The media thinks it’s big news from China that the Yuan has fallen in US dollar terms by four percent as of this writing. Those who know the facts realize that this isn’t big news. The Chinese currency today sits 33% above where it was 10 years ago versus its trading partners. In other words, the Yuan has appreciated by 33% versus the currencies of its major trading partners. It has risen by 26% versus the US dollar during this same period.
All that China is doing by letting their currency fall is saying, “Our currency has gone up so much that we’re having a hard time exporting goods. We can export plenty if our currency goes from 33% above the level of 10 years ago to, say, 25% above. So we’re going to let our currency give back some of its huge gains.”
Here at GIM we are saying:
Don’t worry -- China does not plan to devalue their currency too much.
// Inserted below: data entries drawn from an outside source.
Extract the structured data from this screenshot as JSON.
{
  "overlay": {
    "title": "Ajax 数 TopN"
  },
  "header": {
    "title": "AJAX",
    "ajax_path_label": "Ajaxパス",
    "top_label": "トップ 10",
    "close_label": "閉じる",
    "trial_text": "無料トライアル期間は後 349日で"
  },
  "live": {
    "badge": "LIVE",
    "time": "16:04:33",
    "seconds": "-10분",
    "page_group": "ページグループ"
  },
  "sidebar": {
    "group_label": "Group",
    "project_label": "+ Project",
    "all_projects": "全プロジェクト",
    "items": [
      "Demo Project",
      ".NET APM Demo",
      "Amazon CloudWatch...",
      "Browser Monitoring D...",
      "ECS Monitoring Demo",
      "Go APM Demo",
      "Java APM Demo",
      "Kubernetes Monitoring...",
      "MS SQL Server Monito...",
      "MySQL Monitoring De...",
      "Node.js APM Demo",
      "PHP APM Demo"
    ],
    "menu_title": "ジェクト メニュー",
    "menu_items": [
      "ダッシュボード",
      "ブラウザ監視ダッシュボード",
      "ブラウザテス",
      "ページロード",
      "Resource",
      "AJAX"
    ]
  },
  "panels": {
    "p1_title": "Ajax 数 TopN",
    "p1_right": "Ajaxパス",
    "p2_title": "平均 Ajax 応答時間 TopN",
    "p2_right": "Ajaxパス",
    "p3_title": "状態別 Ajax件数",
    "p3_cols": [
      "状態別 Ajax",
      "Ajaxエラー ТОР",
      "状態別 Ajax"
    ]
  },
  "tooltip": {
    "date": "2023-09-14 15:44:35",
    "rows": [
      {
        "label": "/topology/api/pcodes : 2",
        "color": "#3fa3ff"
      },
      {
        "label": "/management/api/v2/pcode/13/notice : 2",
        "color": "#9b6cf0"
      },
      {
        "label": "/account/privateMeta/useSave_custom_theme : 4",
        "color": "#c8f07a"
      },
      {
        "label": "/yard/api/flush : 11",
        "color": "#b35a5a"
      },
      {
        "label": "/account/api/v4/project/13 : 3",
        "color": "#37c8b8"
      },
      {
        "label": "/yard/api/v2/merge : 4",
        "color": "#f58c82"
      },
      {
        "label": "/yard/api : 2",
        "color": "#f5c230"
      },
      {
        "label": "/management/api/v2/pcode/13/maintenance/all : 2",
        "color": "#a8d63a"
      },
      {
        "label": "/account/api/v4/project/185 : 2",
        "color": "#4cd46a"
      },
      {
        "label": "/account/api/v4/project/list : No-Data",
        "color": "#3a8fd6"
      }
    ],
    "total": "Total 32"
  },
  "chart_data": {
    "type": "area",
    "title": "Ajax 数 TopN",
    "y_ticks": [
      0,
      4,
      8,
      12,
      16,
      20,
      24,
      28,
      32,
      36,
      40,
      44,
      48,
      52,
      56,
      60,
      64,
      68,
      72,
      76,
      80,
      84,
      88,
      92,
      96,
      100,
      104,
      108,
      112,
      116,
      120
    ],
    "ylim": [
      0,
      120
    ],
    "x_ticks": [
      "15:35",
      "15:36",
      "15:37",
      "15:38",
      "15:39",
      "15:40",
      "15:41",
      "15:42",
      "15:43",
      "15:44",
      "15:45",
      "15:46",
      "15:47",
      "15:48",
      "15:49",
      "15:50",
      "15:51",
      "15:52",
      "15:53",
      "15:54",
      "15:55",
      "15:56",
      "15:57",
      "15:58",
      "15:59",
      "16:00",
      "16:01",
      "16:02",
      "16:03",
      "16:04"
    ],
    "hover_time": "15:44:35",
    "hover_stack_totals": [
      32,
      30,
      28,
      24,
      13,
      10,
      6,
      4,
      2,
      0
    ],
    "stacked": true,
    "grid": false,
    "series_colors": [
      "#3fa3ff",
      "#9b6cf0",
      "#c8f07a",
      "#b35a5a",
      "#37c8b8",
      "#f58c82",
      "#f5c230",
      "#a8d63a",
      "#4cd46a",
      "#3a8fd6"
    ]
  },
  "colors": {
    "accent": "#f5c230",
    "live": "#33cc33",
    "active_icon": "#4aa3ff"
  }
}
A major devaluation would serve none of China’s long-term goals, which include (among others):
Being part of the IMF back-up currency regime for SDRs along with the U.S. Dollar, Japanese Yen, Euro, and British Pound;
Having more influence in global trade and business decisions; and
Having Chinese stocks included in world stock market indices proportionately to the size of China’s economy. (Currently, Chinese stocks comprise a much smaller part of these indices than the size of the Chinese economy would warrant.)
Investment implications: Media panic and hype over China’s decision to let the Yuan respond more freely to market pressures are very overdone. We do not believe a major devaluation of the Yuan is in the cards, because it would not serve any of China’s long-term strategic goals.